I have found it difficult to accept that we are not fertile or not very fertile anyway. I’m starting out on the road to recovering from that, hence my last post titled ‘Accepting’. I found it humiliating to go from someone in the fertile gang, to being cast out in the dark. Alone. Infertile. Slowly, but surely, as my eyes adjust to the dark and I accept where I am, I see you. I see that I am not alone.
With lost fertility, comes a feeling of failure. That something has left me before I’m ready to be done with it. Stupid me. Did I let it go? If feels typical that I have to endure this. The story of life seems to be a series of almosts. Nearly theres. If I’d just tried a bit harders. The reality is my life story is one of success. Sure, I could have got further with certain things at certain times, but this is a criticism that only I make. I know I do pretty well. But my lost fertility is my biggest almost. My biggest nearly there. My loudest “If I just try a bit harder.” Jeez, I’m really not good with feeling a sense of failure!
My family is almost complete. One more child, and I will happily hand over my fertility. I feel greedy. I feel like I’m pushing my luck asking for more, so I put in this aside: after this one, I won’t ask for anymore, I promise! I feel like we have had so many ‘nearly there’ pregnancies, only to start spotting heavily and then get my period. I have asked myself 21 times to try a little bit harder, but never tried hard enough (the proof is in the pudding as they say, and there has been no pudding).

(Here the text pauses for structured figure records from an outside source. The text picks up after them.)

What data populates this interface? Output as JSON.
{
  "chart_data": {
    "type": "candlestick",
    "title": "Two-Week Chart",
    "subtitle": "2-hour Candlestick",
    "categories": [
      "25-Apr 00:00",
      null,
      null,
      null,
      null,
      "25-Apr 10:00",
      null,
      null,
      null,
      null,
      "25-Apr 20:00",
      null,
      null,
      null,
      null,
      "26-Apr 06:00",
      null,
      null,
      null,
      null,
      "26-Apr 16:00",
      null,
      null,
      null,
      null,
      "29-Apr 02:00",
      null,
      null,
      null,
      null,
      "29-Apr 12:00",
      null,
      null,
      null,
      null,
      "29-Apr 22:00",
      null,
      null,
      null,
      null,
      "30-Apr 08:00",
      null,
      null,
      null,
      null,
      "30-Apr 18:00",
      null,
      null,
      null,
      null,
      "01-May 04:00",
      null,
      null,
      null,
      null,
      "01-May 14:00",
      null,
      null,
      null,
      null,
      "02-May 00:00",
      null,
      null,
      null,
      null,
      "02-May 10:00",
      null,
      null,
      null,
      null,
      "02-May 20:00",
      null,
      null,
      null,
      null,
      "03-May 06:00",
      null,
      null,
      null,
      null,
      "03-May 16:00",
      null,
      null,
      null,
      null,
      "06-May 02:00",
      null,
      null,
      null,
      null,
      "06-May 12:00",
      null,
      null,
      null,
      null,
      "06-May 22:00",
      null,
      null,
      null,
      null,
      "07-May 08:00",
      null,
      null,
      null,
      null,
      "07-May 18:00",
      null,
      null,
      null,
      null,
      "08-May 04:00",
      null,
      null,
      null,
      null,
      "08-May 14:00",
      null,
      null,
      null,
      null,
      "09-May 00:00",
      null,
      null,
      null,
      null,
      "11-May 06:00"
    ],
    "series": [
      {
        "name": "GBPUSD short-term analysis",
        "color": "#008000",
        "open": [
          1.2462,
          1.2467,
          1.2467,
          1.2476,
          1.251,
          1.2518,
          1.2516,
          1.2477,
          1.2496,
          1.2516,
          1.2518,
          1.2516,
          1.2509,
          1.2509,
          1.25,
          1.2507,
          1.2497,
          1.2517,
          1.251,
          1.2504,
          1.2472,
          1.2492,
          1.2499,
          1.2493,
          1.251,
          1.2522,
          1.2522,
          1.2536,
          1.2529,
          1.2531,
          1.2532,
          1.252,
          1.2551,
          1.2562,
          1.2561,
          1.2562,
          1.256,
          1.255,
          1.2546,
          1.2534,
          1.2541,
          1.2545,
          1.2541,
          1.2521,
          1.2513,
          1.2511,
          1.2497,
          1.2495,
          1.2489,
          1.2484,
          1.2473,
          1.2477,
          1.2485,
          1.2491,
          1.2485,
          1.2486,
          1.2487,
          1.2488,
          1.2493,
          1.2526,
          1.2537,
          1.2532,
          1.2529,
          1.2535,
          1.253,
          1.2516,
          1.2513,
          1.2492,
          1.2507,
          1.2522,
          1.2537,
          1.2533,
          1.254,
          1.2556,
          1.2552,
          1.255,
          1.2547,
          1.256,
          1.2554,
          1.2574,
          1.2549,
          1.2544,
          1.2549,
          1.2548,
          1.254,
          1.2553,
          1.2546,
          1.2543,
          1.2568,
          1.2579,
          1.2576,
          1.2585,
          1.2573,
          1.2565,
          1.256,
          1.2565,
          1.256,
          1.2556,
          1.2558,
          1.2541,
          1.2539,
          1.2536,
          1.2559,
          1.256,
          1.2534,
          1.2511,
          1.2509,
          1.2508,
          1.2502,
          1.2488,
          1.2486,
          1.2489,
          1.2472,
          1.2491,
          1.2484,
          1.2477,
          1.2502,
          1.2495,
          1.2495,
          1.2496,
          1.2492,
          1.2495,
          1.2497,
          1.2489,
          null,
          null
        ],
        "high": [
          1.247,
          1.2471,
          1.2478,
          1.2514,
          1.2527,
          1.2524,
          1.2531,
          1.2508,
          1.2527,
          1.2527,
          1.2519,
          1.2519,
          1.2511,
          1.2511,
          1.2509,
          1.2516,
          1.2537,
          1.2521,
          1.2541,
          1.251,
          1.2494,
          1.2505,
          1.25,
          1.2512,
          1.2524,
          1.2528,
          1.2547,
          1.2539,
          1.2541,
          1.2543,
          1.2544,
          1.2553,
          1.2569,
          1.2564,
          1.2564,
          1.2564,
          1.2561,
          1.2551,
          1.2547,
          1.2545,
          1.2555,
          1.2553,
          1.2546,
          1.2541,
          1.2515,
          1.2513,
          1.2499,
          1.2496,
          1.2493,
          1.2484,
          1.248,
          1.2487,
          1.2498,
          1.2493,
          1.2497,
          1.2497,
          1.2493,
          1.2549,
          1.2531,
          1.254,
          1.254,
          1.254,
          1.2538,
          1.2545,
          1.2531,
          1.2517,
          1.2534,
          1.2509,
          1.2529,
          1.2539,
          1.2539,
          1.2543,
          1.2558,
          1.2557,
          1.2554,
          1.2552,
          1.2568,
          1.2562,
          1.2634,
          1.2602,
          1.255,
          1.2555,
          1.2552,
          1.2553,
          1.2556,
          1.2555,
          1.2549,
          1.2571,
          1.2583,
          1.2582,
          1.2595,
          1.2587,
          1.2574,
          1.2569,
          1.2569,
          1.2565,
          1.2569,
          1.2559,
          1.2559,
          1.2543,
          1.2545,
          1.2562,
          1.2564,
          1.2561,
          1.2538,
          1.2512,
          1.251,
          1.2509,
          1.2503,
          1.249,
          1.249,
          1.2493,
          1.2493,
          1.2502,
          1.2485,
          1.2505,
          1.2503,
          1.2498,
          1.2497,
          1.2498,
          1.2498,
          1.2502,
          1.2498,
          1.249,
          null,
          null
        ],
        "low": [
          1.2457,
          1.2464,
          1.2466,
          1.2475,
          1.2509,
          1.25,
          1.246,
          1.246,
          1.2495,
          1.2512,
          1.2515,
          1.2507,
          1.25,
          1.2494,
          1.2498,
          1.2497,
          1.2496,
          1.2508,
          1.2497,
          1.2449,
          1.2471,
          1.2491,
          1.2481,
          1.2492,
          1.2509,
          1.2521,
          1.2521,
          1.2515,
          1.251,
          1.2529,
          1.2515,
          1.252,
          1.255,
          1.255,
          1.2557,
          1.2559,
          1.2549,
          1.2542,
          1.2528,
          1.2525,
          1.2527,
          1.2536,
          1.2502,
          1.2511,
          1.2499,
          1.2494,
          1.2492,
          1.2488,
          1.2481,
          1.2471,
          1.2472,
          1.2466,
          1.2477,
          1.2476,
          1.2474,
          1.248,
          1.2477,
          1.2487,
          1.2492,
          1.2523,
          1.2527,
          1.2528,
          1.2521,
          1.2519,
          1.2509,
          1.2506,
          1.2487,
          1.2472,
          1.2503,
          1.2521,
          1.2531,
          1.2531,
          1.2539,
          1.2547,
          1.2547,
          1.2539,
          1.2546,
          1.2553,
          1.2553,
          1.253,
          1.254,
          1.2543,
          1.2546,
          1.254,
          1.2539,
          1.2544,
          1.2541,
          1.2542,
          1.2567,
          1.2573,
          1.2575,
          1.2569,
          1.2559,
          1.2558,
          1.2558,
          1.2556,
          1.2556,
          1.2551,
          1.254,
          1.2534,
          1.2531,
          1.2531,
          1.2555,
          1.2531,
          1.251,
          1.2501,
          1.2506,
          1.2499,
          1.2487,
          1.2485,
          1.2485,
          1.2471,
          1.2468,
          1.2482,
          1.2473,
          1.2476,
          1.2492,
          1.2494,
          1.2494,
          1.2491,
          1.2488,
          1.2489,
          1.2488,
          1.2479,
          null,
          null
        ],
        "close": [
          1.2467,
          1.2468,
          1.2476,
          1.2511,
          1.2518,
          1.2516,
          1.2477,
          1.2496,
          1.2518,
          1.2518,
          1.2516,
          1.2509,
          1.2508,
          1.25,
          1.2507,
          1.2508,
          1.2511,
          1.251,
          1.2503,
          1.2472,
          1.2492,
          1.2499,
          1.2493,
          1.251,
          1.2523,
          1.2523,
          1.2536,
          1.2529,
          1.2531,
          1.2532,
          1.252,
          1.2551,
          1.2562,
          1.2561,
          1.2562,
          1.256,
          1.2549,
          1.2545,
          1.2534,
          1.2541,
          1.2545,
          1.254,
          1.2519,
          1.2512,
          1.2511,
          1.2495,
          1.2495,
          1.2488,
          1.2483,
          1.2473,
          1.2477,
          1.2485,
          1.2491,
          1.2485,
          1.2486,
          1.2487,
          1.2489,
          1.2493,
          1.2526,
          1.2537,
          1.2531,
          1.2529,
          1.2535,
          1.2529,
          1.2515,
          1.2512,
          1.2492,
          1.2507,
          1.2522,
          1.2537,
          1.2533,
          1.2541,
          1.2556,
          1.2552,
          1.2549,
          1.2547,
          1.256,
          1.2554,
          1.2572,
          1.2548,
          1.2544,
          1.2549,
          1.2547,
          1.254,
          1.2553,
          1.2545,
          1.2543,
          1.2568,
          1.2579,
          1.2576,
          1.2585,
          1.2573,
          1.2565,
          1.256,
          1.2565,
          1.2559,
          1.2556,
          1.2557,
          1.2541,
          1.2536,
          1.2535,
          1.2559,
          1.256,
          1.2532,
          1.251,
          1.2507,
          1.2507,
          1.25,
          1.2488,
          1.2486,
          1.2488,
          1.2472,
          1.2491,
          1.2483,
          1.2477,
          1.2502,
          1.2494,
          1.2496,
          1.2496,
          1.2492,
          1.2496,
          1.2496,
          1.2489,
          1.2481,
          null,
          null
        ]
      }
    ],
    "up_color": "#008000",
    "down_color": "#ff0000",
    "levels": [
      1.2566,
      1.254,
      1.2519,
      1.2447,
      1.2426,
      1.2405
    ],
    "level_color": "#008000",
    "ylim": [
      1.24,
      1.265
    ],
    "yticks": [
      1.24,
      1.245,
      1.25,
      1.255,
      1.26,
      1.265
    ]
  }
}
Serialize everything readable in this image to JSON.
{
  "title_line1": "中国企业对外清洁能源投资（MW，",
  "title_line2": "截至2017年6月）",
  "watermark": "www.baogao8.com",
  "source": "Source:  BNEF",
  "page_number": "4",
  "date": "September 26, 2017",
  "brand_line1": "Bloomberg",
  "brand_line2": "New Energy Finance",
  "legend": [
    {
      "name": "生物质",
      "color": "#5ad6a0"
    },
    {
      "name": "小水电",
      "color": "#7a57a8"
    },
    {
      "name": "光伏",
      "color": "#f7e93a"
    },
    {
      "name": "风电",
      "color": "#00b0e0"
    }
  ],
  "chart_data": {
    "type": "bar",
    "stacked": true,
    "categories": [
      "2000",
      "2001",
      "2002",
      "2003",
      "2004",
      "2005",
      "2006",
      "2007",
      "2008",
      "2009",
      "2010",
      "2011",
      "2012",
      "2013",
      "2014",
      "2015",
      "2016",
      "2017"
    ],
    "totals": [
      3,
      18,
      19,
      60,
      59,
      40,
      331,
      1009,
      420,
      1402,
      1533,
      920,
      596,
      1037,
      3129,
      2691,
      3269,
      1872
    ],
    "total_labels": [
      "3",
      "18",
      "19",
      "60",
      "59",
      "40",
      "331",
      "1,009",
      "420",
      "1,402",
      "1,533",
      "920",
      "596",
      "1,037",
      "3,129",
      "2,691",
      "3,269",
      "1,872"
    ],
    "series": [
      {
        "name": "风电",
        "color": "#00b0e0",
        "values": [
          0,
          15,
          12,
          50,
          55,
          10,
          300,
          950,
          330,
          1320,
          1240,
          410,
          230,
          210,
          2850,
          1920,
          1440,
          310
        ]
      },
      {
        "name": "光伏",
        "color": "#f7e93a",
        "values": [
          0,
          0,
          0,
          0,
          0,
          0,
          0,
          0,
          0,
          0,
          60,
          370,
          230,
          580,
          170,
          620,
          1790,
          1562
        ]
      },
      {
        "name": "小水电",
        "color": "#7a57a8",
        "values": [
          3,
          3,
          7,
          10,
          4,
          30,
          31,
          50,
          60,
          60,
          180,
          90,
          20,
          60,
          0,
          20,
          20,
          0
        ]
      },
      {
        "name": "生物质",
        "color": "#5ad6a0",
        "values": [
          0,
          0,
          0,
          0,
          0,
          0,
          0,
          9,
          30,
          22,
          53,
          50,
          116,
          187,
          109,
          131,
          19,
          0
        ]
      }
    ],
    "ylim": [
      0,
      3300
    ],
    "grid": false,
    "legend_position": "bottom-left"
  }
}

I assumed I would have another child. I assumed it would be easy. Much time has been focused on this image I once believed to be concrete. Set in stone. That image involved me pregnant, naturally, with an average sibling age gap. I need to let this image go, and replace it with something more fluid. I need to be open to other possibilities. Whether we use it or not, I need to open my mind to the fact we may need help to become pregnant naturally, and that is OK. Not creating life the traditional way has no impact on us as parents. I need to open my mind to a sibling age gap of any length, and that too, is OK. I need to open my mind to the fact we may never overcome this whatever assistance we take, and that having another biological child is not going to happen. Ouch! I can feel a little tear pricking my left eye, and the burning in my throat. I’m not OK with that yet. But this is stage two.
Stage 1: Accept
Stage 2: Open your mind to different life paths.